VOD film review: It’s Only the End of the World
Review Overview
Acting talent
7Sense of purpose
4Josh Slater-Williams | On 24, Feb 2017
Director: Xavier Dolan
Cast: Gaspard Ulliel, Vincent Cassel, Marion Cotillard, Nathalie Baye, Léa Seydoux
Certificate: 15
The sixth film in just eight years from 27-year-old Xavier Dolan, It’s Only the End of the World sees the Quebecois director work with his most impressive array of performers yet – an assortment of some of France’s most beloved established and rising stars.
That’s not to say that previous collaborators such as Melvil Poupaud (Laurence Anyways) are lacking in international star power, but packing Marion Cotillard, Vincent Cassel, Nathalie Baye, Léa Seydoux and Gaspard Ulliel all in the same film has a certain allure. It’s interesting, and disappointing, then, that this collaboration between wunderkind and acting royalty should end up resulting in the filmmaker’s least satisfying film to date.
It’s not as though the movie, about a 30-something man returning home, after a decade-plus absence, to try telling his family he’s dying, is an extreme outlier in his filmography – bar two notable exceptions. The first is that, even taking into account Tom at the Farm (also based on a play), this is the closest thing to a chamber drama that Dolan has made, restricting events to this one property, except for a brief car trip for two players and Louis’ (Ulliel) trip from the airport. The second is that Dolan’s films usually hinge on very intense relationships between two or three people – think the central trios of Mommy and Heartbeats, or the main couple of Laurence Anyways. With It’s Only the End of the World, there is more of an ensemble dynamic thanks to a much larger principal cast.
Otherwise, a lot of Dolan’s signature traits remain intact, although some are comparatively muted. His flair for pop music dominating key scenes is evident in two instances of real note, one of which leads directly into the end credits, with somewhat distracting songs like blink-182’s I Miss You left to low-volume radio play in the background of tense conversation scenes.

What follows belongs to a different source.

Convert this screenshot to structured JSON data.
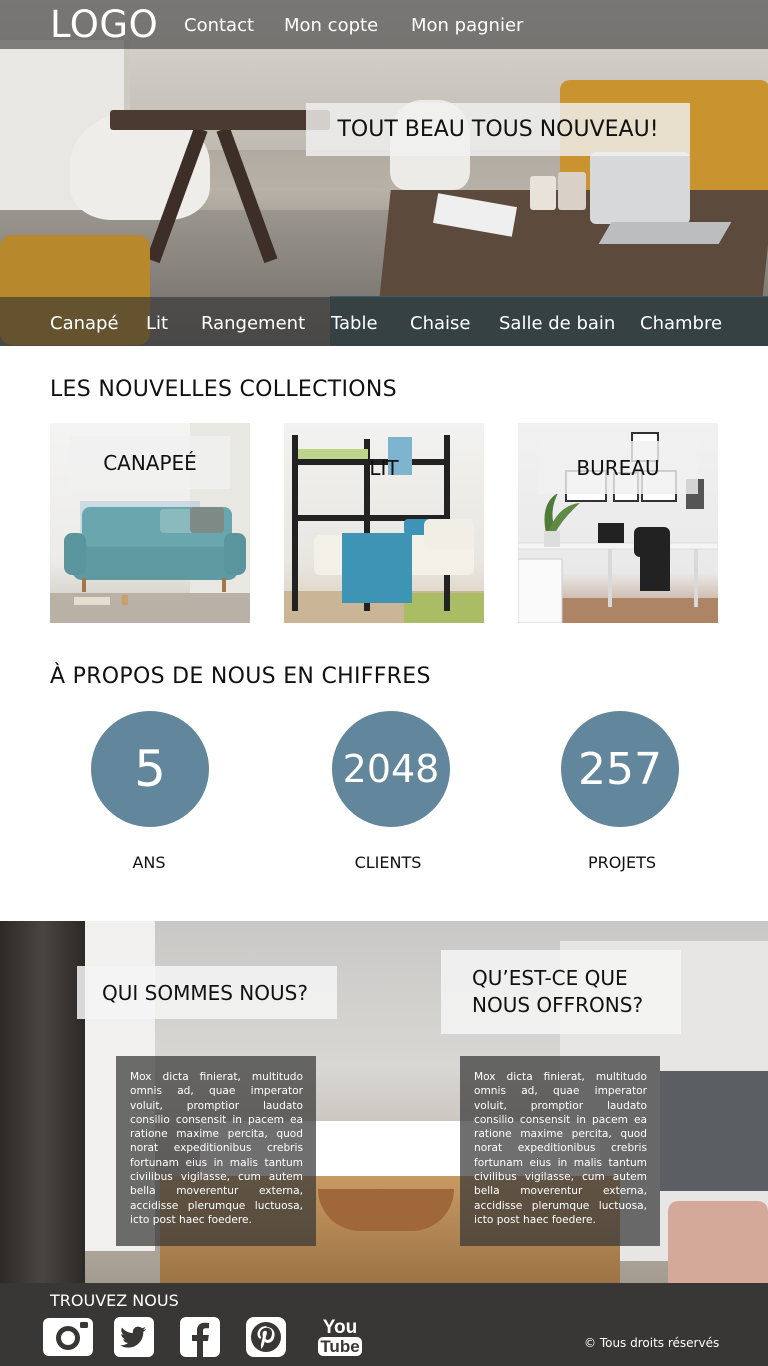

What’s definitely not muted here is the director’s penchant for very loud expressions of emotional strife, which fuel a big part of why It’s Only the End of the World doesn’t work nearly as well as Dolan’s other work. Confined to a single day, the plot isn’t so much a ticking time bomb where initial niceties eventually break down into an emotionally cathartic screaming match. Here, the screaming matches start pretty much as soon as Louis enters the house, even if he abstains from raising his voice.
Things only get louder, but without anything resembling a step back from the shrillness and bellowing, it’s hard to get any perspective of who these people actually are – this isn’t helped by Dolan and cinematographer André Turpin shooting most of the film in claustrophobic close-up. Each character is almost solely defined by the surface anxieties they loudly project that drive the others away, be it vocally, or, in the case of Marion Cotillard’s socially awkward character, more physical suggestions of discomfort.
The hollow histrionics certainly convey the irritation of familial meltdown in a palpable fashion, but with so few dimensions to these characters, the reopened wounds and reconciliations don’t land with any of the emotional heft they’re presumably meant to have. It’s all empty tears and fears; a meltdown movie that’s more cold than heated.